Sem romantizar a trajetória, Rebeca diz que persistiu no seu sonho mesmo sem saber se daria certo. A ginasta sempre teve o apoio da mãe, Rosa, que trabalhou como empregada doméstica, e dos sete irmãos. “Tenho um pouco de cada irmão, mas a força e a garra é da minha mãe.” O mais velho comprou uma bicicleta usada para levar a irmã para os treinos. Antes disso, foi uma tia que percebeu o talento da sobrinha e a levou para o ginásio.

Hoje, capitã da equipe brasileira, Rebeca ocupa um lugar de liderança e de acolhimento com as outras atletas. “Tenho total entendimento que a minha voz tem esse poder”, diz. Para o futuro, está preocupada com as próximas gerações. “Quero que as meninas tenham mais oportunidades do que eu tive, e vou lutar por isso.”

Apesar de já ter recebido convites para documentar sua trajetória – aos moldes do que a Netflix fez com Simone Biles em uma série documental –, mas prefere esperar. “Gostaria de terminar a minha carreira e ter um ponto final antes de contar a minha história.”

Em entrevista à Forbes, Rebeca Andrade fala sobre disciplina, saúde mental e futuro

Como mantém o foco?

Treino, treino e muito treino. E objetivos. O atleta de alto rendimento precisa ter muita disciplina para atingir suas metas, precisa estar preparado, e isso só é possível se dedicando, mantendo o foco sempre.

Sempre foi disciplinada? Como fez a disciplina ser tão parte de sua vida?

Sempre. Desde bem novinha eu já sabia bem o que eu queria. Tinha na minha cabeça o sonho de ser ginasta e, com o apoio da minha família e de muitas pessoas, eu consegui. Quando a gente quer muito alguma coisa, precisa se entregar, se dedicar, abrir mão de muitas coisas, fazer escolhas e respeitar regras. E isso só é possível com disciplina.

Como cuida da cabeça?

Sou muito tranquila. Levo a minha vida do jeito mais leve que posso. Faço acompanhamento com uma psicóloga desde os 13 anos e isso foi fundamental para que eu chegasse onde cheguei e como cheguei, me entendendo e me conhecendo melhor, alcançando uma maturidade que me ajuda bastante nos momentos mais difíceis e nas competições. Conheço bem meu corpo, minha mente, e isso é importante na minha rotina.

O que mais gosta de fazer quando não está treinando?

Dormir… Dormir, estar com minha família, meus amigos, meus cachorros.
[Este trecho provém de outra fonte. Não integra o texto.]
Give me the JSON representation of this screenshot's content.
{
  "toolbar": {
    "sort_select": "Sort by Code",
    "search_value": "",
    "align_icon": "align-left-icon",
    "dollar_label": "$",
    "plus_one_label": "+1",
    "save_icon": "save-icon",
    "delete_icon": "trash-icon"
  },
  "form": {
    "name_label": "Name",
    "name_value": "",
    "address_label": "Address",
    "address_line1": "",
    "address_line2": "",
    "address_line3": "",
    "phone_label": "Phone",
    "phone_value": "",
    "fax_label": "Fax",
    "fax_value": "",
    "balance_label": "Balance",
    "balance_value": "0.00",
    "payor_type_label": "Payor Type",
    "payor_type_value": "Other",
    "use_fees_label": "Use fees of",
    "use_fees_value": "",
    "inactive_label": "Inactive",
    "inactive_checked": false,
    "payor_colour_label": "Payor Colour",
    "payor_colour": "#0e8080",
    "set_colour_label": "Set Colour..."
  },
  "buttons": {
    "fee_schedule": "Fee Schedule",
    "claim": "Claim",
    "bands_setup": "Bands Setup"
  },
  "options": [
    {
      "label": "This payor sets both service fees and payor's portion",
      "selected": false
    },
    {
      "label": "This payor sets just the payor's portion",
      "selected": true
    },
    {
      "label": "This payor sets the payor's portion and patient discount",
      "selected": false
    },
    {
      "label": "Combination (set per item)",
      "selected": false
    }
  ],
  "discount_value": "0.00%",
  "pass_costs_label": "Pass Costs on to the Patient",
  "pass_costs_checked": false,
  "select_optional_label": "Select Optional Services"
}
Gosto de ficar em casa, viajar quando posso.

O que ainda quer conquistar?

Quero estar saudável e bem para poder competir no meu melhor nível. É nisso que eu penso. Claro que as conquistas são legais, são importantes, é maravilhoso, e fico muito feliz com cada resultado expressivo que temos. E que possamos ter ainda mais e mais alegrias.